Effective dental injury management in athletes
It is common knowledge that all sports carry a certain risk of injury and, depending on the physical activity being done, these injuries can affect different areas of the body. While many athletes express their concern for limb and spine injuries as a result of collisions and falls, some non-obvious problems are equally dangerous. For example, dental injury is a severe threat, not only for boxers, but also for those who do other sports, such as football, hockey, tennis, baseball or even running. What makes their situation more complicated is that their injuries come as a result of brute force and need to be treated in a short time frame, without affecting their sport performance. More often than not, athletes are referred to a downtown dental center in Toronto that specialises in the treatment of sports-related dental injuries.
Which are the most common dental injuries in sports?
Tooth fractures and extrusions are by far the most common type of dental injury and they are usually found in sports that involve the use of balls, bats (baseball, tennis, and soccer) or direct blows to the face (boxing). In some cases, the impact can even lead to temporomandibular joint dislocation. Concussions are on the second place and the third goes to injuries of the soft tissue (gums). Unless followed by complications, dental injuries are rarely life-threatening. However, they can be incredibly painful, preventing the athletes from training. Needless to say, they are aesthetically displeasing.

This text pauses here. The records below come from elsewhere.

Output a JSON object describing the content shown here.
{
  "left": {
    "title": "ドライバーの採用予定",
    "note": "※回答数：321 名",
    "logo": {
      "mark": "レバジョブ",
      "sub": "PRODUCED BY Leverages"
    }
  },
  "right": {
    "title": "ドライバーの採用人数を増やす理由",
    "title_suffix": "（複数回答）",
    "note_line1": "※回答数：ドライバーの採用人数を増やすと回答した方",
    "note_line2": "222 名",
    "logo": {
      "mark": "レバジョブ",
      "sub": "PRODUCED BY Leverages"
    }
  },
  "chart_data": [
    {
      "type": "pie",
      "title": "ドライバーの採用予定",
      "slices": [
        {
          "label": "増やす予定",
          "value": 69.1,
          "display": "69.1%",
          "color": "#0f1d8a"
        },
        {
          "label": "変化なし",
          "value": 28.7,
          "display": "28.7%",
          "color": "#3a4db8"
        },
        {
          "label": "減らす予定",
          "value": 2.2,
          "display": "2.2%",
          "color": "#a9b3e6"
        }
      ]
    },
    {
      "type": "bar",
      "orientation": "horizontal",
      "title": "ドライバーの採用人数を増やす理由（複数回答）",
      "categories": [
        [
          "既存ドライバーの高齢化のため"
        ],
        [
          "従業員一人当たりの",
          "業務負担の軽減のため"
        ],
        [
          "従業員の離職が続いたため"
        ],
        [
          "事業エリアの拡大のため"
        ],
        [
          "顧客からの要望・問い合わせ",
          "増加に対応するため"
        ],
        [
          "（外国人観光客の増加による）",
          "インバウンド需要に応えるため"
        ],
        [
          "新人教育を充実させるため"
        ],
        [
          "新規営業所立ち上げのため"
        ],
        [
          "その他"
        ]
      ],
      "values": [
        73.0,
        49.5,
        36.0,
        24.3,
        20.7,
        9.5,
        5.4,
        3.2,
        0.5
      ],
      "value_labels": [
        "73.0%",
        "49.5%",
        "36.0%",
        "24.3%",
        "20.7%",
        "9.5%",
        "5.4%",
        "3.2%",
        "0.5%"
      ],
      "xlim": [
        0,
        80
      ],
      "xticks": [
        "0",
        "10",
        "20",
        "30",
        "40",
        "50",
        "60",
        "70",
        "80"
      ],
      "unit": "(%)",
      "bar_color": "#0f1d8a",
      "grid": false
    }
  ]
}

How to prevent dental injuries
The use of protective gear such as custom fit mouth guards remains the predominant form of protection from dental injuries. However, it should be pointed out that mouth guards only decrease the risk of fractures. The risk of soft tissue injuries and concussions is still high and many athletes who wear this protective gear are referred to dentists. In fact, a 2000 study conducted on basketball players in the US showed that nearly 71,000 subjects were exposed to injuries and 8660 of them were wearing mouth guards. Therefore, the efficiency of this method is limited: they can reduce the severity of the injury, but not eliminate the risk completely. In many cases, athletes still need treatment.
The need for specialised dental care for athletes
Since dental injuries are often inevitable, athletes need a good dentist as they do a good kineto-therapist or coach. However, it should be pointed out that not all dentists are qualified to treat sports related dental injuries. If the injury is particularly serious and the emporomandibular joint has been affected, the athlete should be referred to a specialist who has the equipment for such cases.